Tutorial: consumer-per-partition

consumer-per-partition

A consumer that is subscribed to multiple partitions can control the mix of messages consumed from each partition. How this is done is explained here.

The example below simulates a partition 0 which is slow (2s per consume). Other partitions consume at a rate of 0.5s. To use the example, create a topic "test" with two partitions. Produce 500 message to both partitions. This example does not require an active producer. Run the example to see the result. Run multiple instances to see the rebalancing take effect.

/*
 * node-rdkafka - Node.js wrapper for RdKafka C/C++ library
 *
 * Copyright (c) 2016 Blizzard Entertainment
 *
 * This software may be modified and distributed under the terms
 * of the MIT license.  See the LICENSE.txt file for details.
 */

var Kafka = require('../');

var consumer = new Kafka.KafkaConsumer({
  //'debug': 'all',
  'metadata.broker.list': 'localhost:9092',
  'group.id': 'node-rdkafka-consumer-per-partition-example',
  'enable.auto.commit': false,
  'rebalance_cb': true,
}, {
  'auto.offset.reset': 'earliest', // start from the beginning
});

var topicName = 'test';

// Keep track of which partitions are assigned.
var assignments = [];

//logging debug messages, if debug is enabled
consumer.on('event.log', function(log) {
  console.log(log);
});

//logging all errors
consumer.on('event.error', function(err) {
  console.error('Error from consumer');
  console.error(err);
});

consumer.on('ready', function(arg) {
  console.log('consumer ready: ' + JSON.stringify(arg));

  consumer.subscribe([topicName]);

  // Remove the default timeout so that we won't wait on each consume
  consumer.setDefaultConsumeTimeout(0);

  // start a regular consume loop in flowing mode.

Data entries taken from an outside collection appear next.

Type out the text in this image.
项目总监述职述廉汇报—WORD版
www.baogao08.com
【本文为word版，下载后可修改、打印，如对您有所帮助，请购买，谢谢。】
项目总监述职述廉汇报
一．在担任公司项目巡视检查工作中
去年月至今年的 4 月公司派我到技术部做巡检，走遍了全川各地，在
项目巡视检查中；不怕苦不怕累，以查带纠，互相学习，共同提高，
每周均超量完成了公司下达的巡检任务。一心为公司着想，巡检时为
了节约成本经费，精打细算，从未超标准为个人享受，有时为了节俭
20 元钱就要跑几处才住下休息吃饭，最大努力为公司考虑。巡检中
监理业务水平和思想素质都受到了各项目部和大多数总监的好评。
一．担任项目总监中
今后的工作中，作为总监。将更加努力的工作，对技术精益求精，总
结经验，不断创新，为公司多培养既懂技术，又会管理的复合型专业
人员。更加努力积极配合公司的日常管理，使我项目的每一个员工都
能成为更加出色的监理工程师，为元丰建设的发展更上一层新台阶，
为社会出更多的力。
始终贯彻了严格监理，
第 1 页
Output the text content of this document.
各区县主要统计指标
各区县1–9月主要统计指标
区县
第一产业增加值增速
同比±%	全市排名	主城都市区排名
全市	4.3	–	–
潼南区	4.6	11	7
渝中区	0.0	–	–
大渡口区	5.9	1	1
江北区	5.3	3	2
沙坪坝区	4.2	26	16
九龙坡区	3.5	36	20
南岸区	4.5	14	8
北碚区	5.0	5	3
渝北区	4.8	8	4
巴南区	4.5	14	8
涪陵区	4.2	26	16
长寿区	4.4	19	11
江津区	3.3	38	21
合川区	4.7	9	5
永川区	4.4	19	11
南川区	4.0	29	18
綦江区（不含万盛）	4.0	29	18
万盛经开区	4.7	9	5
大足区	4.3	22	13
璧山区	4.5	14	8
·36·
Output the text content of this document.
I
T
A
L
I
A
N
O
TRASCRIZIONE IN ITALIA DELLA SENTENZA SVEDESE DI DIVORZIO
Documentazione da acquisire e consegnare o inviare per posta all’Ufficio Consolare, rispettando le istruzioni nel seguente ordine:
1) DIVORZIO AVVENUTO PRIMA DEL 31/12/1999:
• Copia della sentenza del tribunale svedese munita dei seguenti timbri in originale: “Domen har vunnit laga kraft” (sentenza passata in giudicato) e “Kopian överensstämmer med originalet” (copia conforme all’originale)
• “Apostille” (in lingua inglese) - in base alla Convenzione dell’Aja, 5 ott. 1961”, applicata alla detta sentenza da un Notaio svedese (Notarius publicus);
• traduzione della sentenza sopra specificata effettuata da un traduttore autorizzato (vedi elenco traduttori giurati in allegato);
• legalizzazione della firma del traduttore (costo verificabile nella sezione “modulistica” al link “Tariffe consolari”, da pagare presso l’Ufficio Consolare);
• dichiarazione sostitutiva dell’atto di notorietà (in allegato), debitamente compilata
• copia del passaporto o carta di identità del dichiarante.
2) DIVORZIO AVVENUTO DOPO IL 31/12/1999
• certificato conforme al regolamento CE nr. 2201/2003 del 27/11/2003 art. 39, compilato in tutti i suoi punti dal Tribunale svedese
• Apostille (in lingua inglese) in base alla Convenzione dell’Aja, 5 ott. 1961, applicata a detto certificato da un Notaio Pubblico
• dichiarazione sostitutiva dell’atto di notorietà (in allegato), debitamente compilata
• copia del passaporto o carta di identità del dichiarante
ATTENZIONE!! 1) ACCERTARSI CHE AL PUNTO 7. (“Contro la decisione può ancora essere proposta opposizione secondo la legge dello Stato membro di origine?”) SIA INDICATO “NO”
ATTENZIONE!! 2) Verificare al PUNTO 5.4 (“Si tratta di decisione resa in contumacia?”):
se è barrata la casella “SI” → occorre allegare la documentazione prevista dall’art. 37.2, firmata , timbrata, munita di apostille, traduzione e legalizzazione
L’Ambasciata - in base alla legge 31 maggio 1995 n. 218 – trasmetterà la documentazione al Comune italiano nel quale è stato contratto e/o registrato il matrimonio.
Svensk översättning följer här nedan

This won't result in any
  // messages because will we start consuming from a partition directly.
  // This is required to serve the rebalancing events
  consumer.consume();
});

// Start our own consume loops for all newly assigned partitions
consumer.on('rebalance', function(err, updatedAssignments) {
  console.log('rebalancing done, got partitions assigned: ', updatedAssignments.map(function(a) {
    return a.partition;
  }));

  // find new assignments
  var newAssignments = updatedAssignments.filter(function (updatedAssignment) {
    return !assignments.some(function (assignment) {
      return assignment.partition === updatedAssignment.partition;
    });
  });

  // update global assignments array
  assignments = updatedAssignments;

  // then start consume loops for the new assignments
  newAssignments.forEach(function (assignment) {
    startConsumeMessages(assignment.partition);
  });
});

function startConsumeMessages(partition) {
  console.log('partition: ' + partition + ' starting to consume');

  function consume() {
    var isPartitionAssigned = assignments.some(function(assignment) {
      return assignment.partition === partition;
    });

    if (!isPartitionAssigned) {
      console.log('partition: ' + partition + ' stop consuming');
      return;
    }

    // consume per 5 messages
    consumer.consume(5, topicName, partition, callback);
  }

  function callback(err, messages) {
    messages.forEach(function(message) {
      // consume the message
      console.log('partition ' + message.partition + ' value ' + message.value.toString());
      consumer.commitMessage(message);
    });

    if (messages.length > 0) {
      consumer.commitMessage(messages.pop());
    }

    // simulate performance
    setTimeout(consume, partition === 0 ? 2000 : 500);
  }

  // kick-off recursive consume loop
  consume();
}

consumer.on('disconnected', function(arg) {
  console.log('consumer disconnected. ' + JSON.stringify(arg));
});

//starting the consumer
consumer.connect();

//stopping this example after 30s
setTimeout(function() {
  consumer.disconnect();
}, 30000);